Preservation musings
There’s a debate in progress on the DSpace tech and development lists about the costs and benefits of modularizing the DSpace architecture and providing plugin hooks. The list gurus are doing quite a remarkable job of heading off unproductive arguments at the pass, I must say.
Gives me to think, though, about this Dan Cohen post which I promised to respond to a long time ago and never located sufficient round tuits for. Also gives me to think about library data silos and how lovely it would be to breach them, and which silos ought to be targeted first—and I had a huge post in the pipeline about this, but I trashed it because Roy Tennant and Lorcan Dempsey are saying everything I had to say better than I could have said it.
“Preservation,” like most other words, has multiple meanings. DSpace’s definition of the word is “once you’ve got it, hang onto it like grim death.” Which is a good definition. Dan Cohen’s definition is different, though, more like “grab it before it disappears!” Which is another good definition. And DSpace is horrible, horrible, horrible at that.
(I do find myself wondering about permissions issues with regard to projects like the Hurricane Digital Memory Bank. I’ve had to do all kinds of tapdancing I don’t especially care for to be sure I’m not exposing MPOW to copyright liability. I don’t know what CHNM is doing about the problem—but if they aren’t doing anything, I strongly recommend they talk to the nice university lawyers, or the Copyright Office.)
Something I would love to bolt onto DSpace is a mudroom, a front lobby, a sandbox. Someplace to stash a whole bunch of files and know they’re being looked after (checksums, backups, format-checking on upload, assigning a temporary identifier, et cetera) until I have time to do a proper workup on them. DSpace’s concept of “workload” just doesn’t extend far enough back in the process—you can’t dump a file in without entering its metadata first, and sometimes the metadata entry just plain needs to wait. Not least because of permissions issues!

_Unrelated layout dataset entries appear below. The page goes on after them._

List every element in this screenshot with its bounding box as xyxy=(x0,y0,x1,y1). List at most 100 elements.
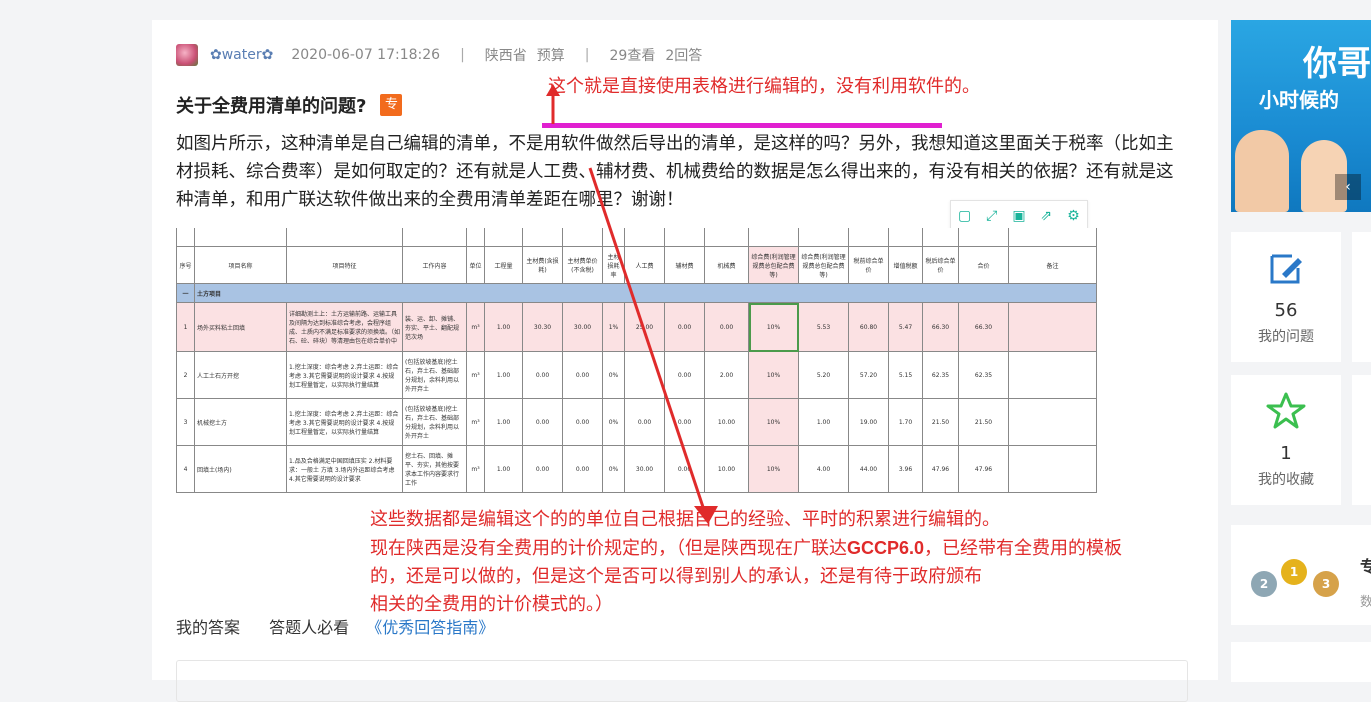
star-icon xyxy=(1266,392,1306,429)
table-cell: 10% xyxy=(748,445,799,493)
username-link[interactable]: ✿water✿ xyxy=(210,47,273,63)
table-cell: 0.00 xyxy=(704,302,749,352)
table-cell: 0.00 xyxy=(562,398,603,446)
table-top-cell xyxy=(798,228,849,247)
table-cell: 机械挖土方 xyxy=(194,398,287,446)
table-cell: 1.00 xyxy=(484,302,523,352)
edit-icon xyxy=(1270,254,1302,284)
table-header-cell: 人工费 xyxy=(624,246,665,284)
region-tag[interactable]: 陕西省 xyxy=(485,45,527,65)
answer-bar: 我的答案 答题人必看 《优秀回答指南》 xyxy=(176,614,494,638)
my-questions-tile[interactable]: 56 我的问题 xyxy=(1231,232,1341,362)
table-cell: 47.96 xyxy=(958,445,1009,493)
spreadsheet-image[interactable]: 序号 项目名称 项目特征 工作内容 单位 工程量 主材费(含损耗) 主材费单价(不含税) 主材损… xyxy=(176,228,1100,494)
table-header-cell: 税前综合单价 xyxy=(848,246,889,284)
table-cell: 5.15 xyxy=(888,351,923,399)
table-cell: 1.品及合格满足中国回填压实 2.材料要求：一般土 方填 3.场内外运距综合考虑… xyxy=(286,445,403,493)
table-cell: 10.00 xyxy=(704,445,749,493)
table-cell: 0.00 xyxy=(664,302,705,352)
table-cell: 25.00 xyxy=(624,302,665,352)
table-cell: 1.挖土深度：综合考虑 2.弃土运距：综合考虑 3.其它需要说明的设计要求 4.… xyxy=(286,398,403,446)
annotation-product: GCCP6.0 xyxy=(847,538,925,558)
table-cell: 装、运、卸、摊铺、夯实、平土、翻配规范次场 xyxy=(402,302,467,352)
table-header-cell: 工作内容 xyxy=(402,246,467,284)
table-cell xyxy=(1008,445,1097,493)
table-cell: 2.00 xyxy=(704,351,749,399)
annotation-top: 这个就是直接使用表格进行编辑的，没有利用软件的。 xyxy=(548,76,980,97)
table-cell: (包括放坡基底)挖土石，弃土石、基础部分规划，余料利用以外开弃土 xyxy=(402,351,467,399)
table-cell: 4.00 xyxy=(798,445,849,493)
table-header-cell: 辅材费 xyxy=(664,246,705,284)
table-row: 4 回填土(场内) 1.品及合格满足中国回填压实 2.材料要求：一般土 方填 3.场… xyxy=(176,445,1097,493)
share-icon[interactable]: ⇗ xyxy=(1039,209,1053,223)
settings-icon[interactable]: ⚙ xyxy=(1066,209,1080,223)
category-tag[interactable]: 预算 xyxy=(537,45,565,65)
table-cell xyxy=(1008,302,1097,352)
sidebar-tile[interactable] xyxy=(1352,232,1371,362)
table-cell: 0.00 xyxy=(522,351,563,399)
table-header-cell: 主材损耗率 xyxy=(602,246,625,284)
table-cell: 30.00 xyxy=(624,445,665,493)
table-cell: 5.53 xyxy=(798,302,849,352)
table-cell: 57.20 xyxy=(848,351,889,399)
table-cell: 62.35 xyxy=(922,351,959,399)
table-cell: m³ xyxy=(466,445,485,493)
copy-icon[interactable]: ▢ xyxy=(958,209,972,223)
table-cell: 30.30 xyxy=(522,302,563,352)
avatar[interactable] xyxy=(176,44,198,66)
banner-prev-button[interactable]: ‹ xyxy=(1335,174,1361,200)
table-cell: 30.00 xyxy=(562,302,603,352)
table-cell: 挖土石、回填、摊平、夯实，其他按要求本工作内容要求行工作 xyxy=(402,445,467,493)
sidebar-tile[interactable] xyxy=(1231,642,1371,682)
sidebar-tile[interactable] xyxy=(1352,375,1371,505)
table-header-cell: 税后综合单价 xyxy=(922,246,959,284)
table-cell: 47.96 xyxy=(922,445,959,493)
table-header-cell: 主材费(含损耗) xyxy=(522,246,563,284)
table-header-cell: 主材费单价(不含税) xyxy=(562,246,603,284)
table-top-cell xyxy=(922,228,959,247)
table-cell: 10% xyxy=(748,351,799,399)
table-cell: 0% xyxy=(602,445,625,493)
table-header-row: 序号 项目名称 项目特征 工作内容 单位 工程量 主材费(含损耗) 主材费单价(不含税) 主材损… xyxy=(176,246,1097,284)
table-header-cell: 序号 xyxy=(176,246,195,284)
table-cell: 1 xyxy=(176,302,195,352)
table-cell: 0.00 xyxy=(664,351,705,399)
table-cell: 0% xyxy=(602,351,625,399)
table-header-cell: 备注 xyxy=(1008,246,1097,284)
save-icon[interactable]: ▣ xyxy=(1012,209,1026,223)
answer-editor[interactable] xyxy=(176,660,1188,702)
table-top-cell xyxy=(958,228,1009,247)
table-cell: 4 xyxy=(176,445,195,493)
table-top-cell xyxy=(602,228,625,247)
expert-tile[interactable]: 2 1 3 专 数 xyxy=(1231,525,1371,625)
banner-figure xyxy=(1235,130,1289,212)
table-header-cell: 增值税额 xyxy=(888,246,923,284)
fullscreen-icon[interactable]: ⤢ xyxy=(985,209,999,223)
table-cell xyxy=(1008,398,1097,446)
table-top-cell xyxy=(664,228,705,247)
my-questions-count: 56 xyxy=(1274,300,1298,321)
annotation-line: 相关的全费用的计价模式的。） xyxy=(370,594,613,615)
table-top-cell xyxy=(848,228,889,247)
table-cell: 1.70 xyxy=(888,398,923,446)
annotation-line: 现在陕西是没有全费用的计价规定的，（但是陕西现在广联达GCCP6.0，已经带有全… xyxy=(370,534,1370,563)
table-top-cell xyxy=(402,228,467,247)
table-top-cell xyxy=(522,228,563,247)
my-favorites-tile[interactable]: 1 我的收藏 xyxy=(1231,375,1341,505)
table-row: 1 场外买料粘土回填 详细勘测土上：土方运输前路、运输工具及间隔为达到标准综合考虑，… xyxy=(176,302,1097,352)
banner-text-2: 小时候的 xyxy=(1259,88,1339,112)
guide-link[interactable]: 《优秀回答指南》 xyxy=(366,618,494,637)
table-cell: 0.00 xyxy=(624,398,665,446)
table-cell: 人工土石方开挖 xyxy=(194,351,287,399)
question-title: 关于全费用清单的问题? 专 xyxy=(176,92,403,118)
table-cell: 3 xyxy=(176,398,195,446)
sidebar-banner[interactable]: 你哥 小时候的 ‹ xyxy=(1231,20,1371,212)
table-header-cell: 机械费 xyxy=(704,246,749,284)
table-header-cell: 合价 xyxy=(958,246,1009,284)
table-top-cell xyxy=(1008,228,1097,247)
table-cell: 21.50 xyxy=(922,398,959,446)
table-cell: 回填土(场内) xyxy=(194,445,287,493)
table-cell xyxy=(1008,351,1097,399)
answer-count: 2回答 xyxy=(665,48,703,64)
annotation-text: 现在陕西是没有全费用的计价规定的，（但是陕西现在广联达 xyxy=(370,538,847,559)
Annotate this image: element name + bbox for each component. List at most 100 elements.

Such a thing would help solve Dan’s problem, I believe, and it’d solve a lot of my workflow problems, too.
As for modifying-to-preserve, I think DSpace has the right answer to that, frankly: don’t change and delete (as Dan suggests), change and add. DSpace’s media filter lets one build in automatic file transformations, with the result of the transformation added to an item as a new file. It would be entirely possible to bring in miscellaneous junk images and transform them all to (say) PNGs of the same bit depth and quality, without throwing the originals away. This is a good thing. You just never know when that original, however junky, will come in handy.

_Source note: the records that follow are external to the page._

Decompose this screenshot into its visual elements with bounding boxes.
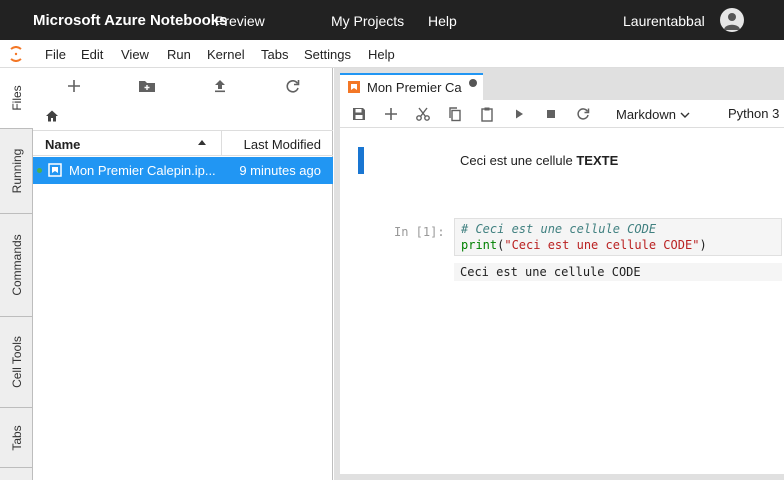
file-browser: Name Last Modified Mon Premier Calepin.i… <box>33 68 333 480</box>
running-indicator <box>37 168 42 173</box>
menu-settings[interactable]: Settings <box>304 47 351 62</box>
side-tab-running[interactable]: Running <box>0 129 33 214</box>
cell-type-value: Markdown <box>616 107 676 122</box>
cell-type-dropdown[interactable]: Markdown <box>616 107 690 122</box>
refresh-icon[interactable] <box>282 77 304 95</box>
file-name: Mon Premier Calepin.ip... <box>69 163 216 178</box>
column-divider <box>221 131 222 156</box>
code-print-line: print("Ceci est une cellule CODE") <box>461 238 707 252</box>
markdown-text-plain: Ceci est une cellule <box>460 153 577 168</box>
menu-view[interactable]: View <box>121 47 149 62</box>
copy-icon[interactable] <box>447 106 463 122</box>
notebook-panel: Markdown Python 3 Ceci est une cellule T… <box>340 100 784 474</box>
input-prompt: In [1]: <box>394 225 445 239</box>
menu-help[interactable]: Help <box>368 47 395 62</box>
code-close-paren: ) <box>699 238 707 252</box>
main-dock-area: Mon Premier Calepin.ipynb Markdown Pytho… <box>334 68 784 480</box>
chevron-down-icon <box>680 112 690 118</box>
kernel-name[interactable]: Python 3 <box>728 106 779 121</box>
side-tab-files-label: Files <box>10 85 24 111</box>
stop-icon[interactable] <box>543 106 559 122</box>
name-column-header[interactable]: Name <box>45 137 80 152</box>
menu-tabs[interactable]: Tabs <box>261 47 288 62</box>
menu-edit[interactable]: Edit <box>81 47 103 62</box>
paste-icon[interactable] <box>479 106 495 122</box>
save-icon[interactable] <box>351 106 367 122</box>
code-string: "Ceci est une cellule CODE" <box>504 238 700 252</box>
notebook-icon <box>48 163 62 177</box>
notebook-tab-label: Mon Premier Calepin.ipynb <box>367 80 462 95</box>
cut-icon[interactable] <box>415 106 431 122</box>
notebook-tab-icon <box>348 81 360 93</box>
unsaved-indicator-icon[interactable] <box>469 79 477 87</box>
cell-output: Ceci est une cellule CODE <box>454 263 782 281</box>
new-launcher-icon[interactable] <box>63 77 85 95</box>
azure-topbar: Microsoft Azure Notebooks Preview My Pro… <box>0 0 784 40</box>
code-comment-line: # Ceci est une cellule CODE <box>461 222 657 236</box>
side-tab-cell-tools[interactable]: Cell Tools <box>0 317 33 408</box>
side-tab-tabs[interactable]: Tabs <box>0 408 33 468</box>
notebook-tab[interactable]: Mon Premier Calepin.ipynb <box>340 73 483 100</box>
side-tab-cell-tools-label: Cell Tools <box>9 336 24 388</box>
code-editor[interactable]: # Ceci est une cellule CODE print("Ceci … <box>454 218 782 256</box>
file-row[interactable]: Mon Premier Calepin.ip... 9 minutes ago <box>33 157 333 184</box>
file-list-header: Name Last Modified <box>33 130 333 156</box>
my-projects-link[interactable]: My Projects <box>331 13 404 29</box>
side-tab-running-label: Running <box>9 148 24 194</box>
markdown-rendered-text: Ceci est une cellule TEXTE <box>460 153 618 168</box>
avatar-icon[interactable] <box>720 8 744 32</box>
side-tab-commands[interactable]: Commands <box>0 214 33 317</box>
markdown-cell[interactable]: Ceci est une cellule TEXTE <box>358 144 778 176</box>
sort-ascending-icon[interactable] <box>198 140 206 145</box>
username-link[interactable]: Laurentabbal <box>623 13 705 29</box>
insert-cell-icon[interactable] <box>383 106 399 122</box>
preview-label: Preview <box>215 13 265 29</box>
file-browser-toolbar <box>33 68 333 106</box>
restart-kernel-icon[interactable] <box>575 106 591 122</box>
last-modified-column-header[interactable]: Last Modified <box>244 137 321 152</box>
menu-bar: File Edit View Run Kernel Tabs Settings … <box>0 40 784 68</box>
file-modified: 9 minutes ago <box>239 163 321 178</box>
menu-file[interactable]: File <box>45 47 66 62</box>
side-tab-commands-label: Commands <box>9 234 24 296</box>
new-folder-icon[interactable] <box>136 77 158 95</box>
home-icon[interactable] <box>45 109 59 123</box>
cell-collapser[interactable] <box>358 147 364 174</box>
notebook-toolbar: Markdown Python 3 <box>340 100 784 128</box>
menu-kernel[interactable]: Kernel <box>207 47 245 62</box>
run-icon[interactable] <box>511 106 527 122</box>
help-link[interactable]: Help <box>428 13 457 29</box>
left-tab-bar: Files Running Commands Cell Tools Tabs <box>0 68 34 480</box>
code-builtin: print <box>461 238 498 252</box>
side-tab-files[interactable]: Files <box>0 68 34 129</box>
markdown-text-bold: TEXTE <box>576 153 619 168</box>
jupyter-logo-icon <box>10 46 22 62</box>
side-tab-tabs-label: Tabs <box>9 424 24 451</box>
menu-run[interactable]: Run <box>167 47 191 62</box>
upload-icon[interactable] <box>209 77 231 95</box>
brand-title[interactable]: Microsoft Azure Notebooks <box>33 12 227 29</box>
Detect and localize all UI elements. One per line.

The problem at that point is that DSpace’s file addressing is godawful, as is its concept of the relationship between items and files (and, for that matter, between items and items—there’s “ispartofseries” in Dublin Core, and that’s about it). Here are some things I can’t do:
- Reliably address files in DSpace from outside. (It’s possible; it’s just ugly, and its URLs aren’t 404-proof the way handles are.) So I can’t, say, build a nice pretty whizzy photograph library that uses DSpace as its back-end. The only solution is to get all the files out of DSpace and store them elsewhere. Which is frankly rather wasteful, and leads to stupid pointless fights about who stores what where. (Yes, been-there-done-that. Don’t even ask.)
- Build a pretty whizzy photograph library into DSpace.
- Do content-negotiation with client software to pass the right file format over. This is even more a pity because DSpace’s media filter goes a long way toward solving nasty content-negotiation problems.
- Concatenate files for presentation to the client when that makes sense.
I need DSpace to understand that multiple files in an item may have different relationships to each other. They may be different formats of the same content (as with my poetry collection, which contains a lossy mp3 plus either an AIFF or a WAV for the non-lossiness of it all). They may be components of an overall whole, as with websites. DSpace kinda-sorta groks websites, but things other than websites have that structure and ought to have it respected. They may be ordered sequences, as with the hundreds of page-image TIFFs in a couple of the books I have that were scanned for preservation. They may be slightly different views of the same intellectual object; I don’t have anything like this that I can think of, but photographs may want to be stored this way.
Or—and here’s the really fun part!—some combination of the above. Some of my poetry pieces have an introduction in separate soundfiles. So there’s two mp3s and two WAVs; each file stands in a format relationship to one file and a sequence relationship to another. And I cannot represent that in DSpace. At all. It’s insanely frustrating, because it locks DSpace’s files behind a wall of incomprehensibility such that it’s all but impossible to build kewl ’leet public-facing services and websites from them. Why are we locking out the remix culture we ought to be embracing?
The danger, of course, is that adding these relationships adds a layer of complexity to DSpace management. Fine, okay, I agree with you. But at least give me the option to enrich my stuff in this fashion!
Maybe when the plugin architecture arrives. In DSpace 1.4. Which we won’t see until March at the earliest. Sigh.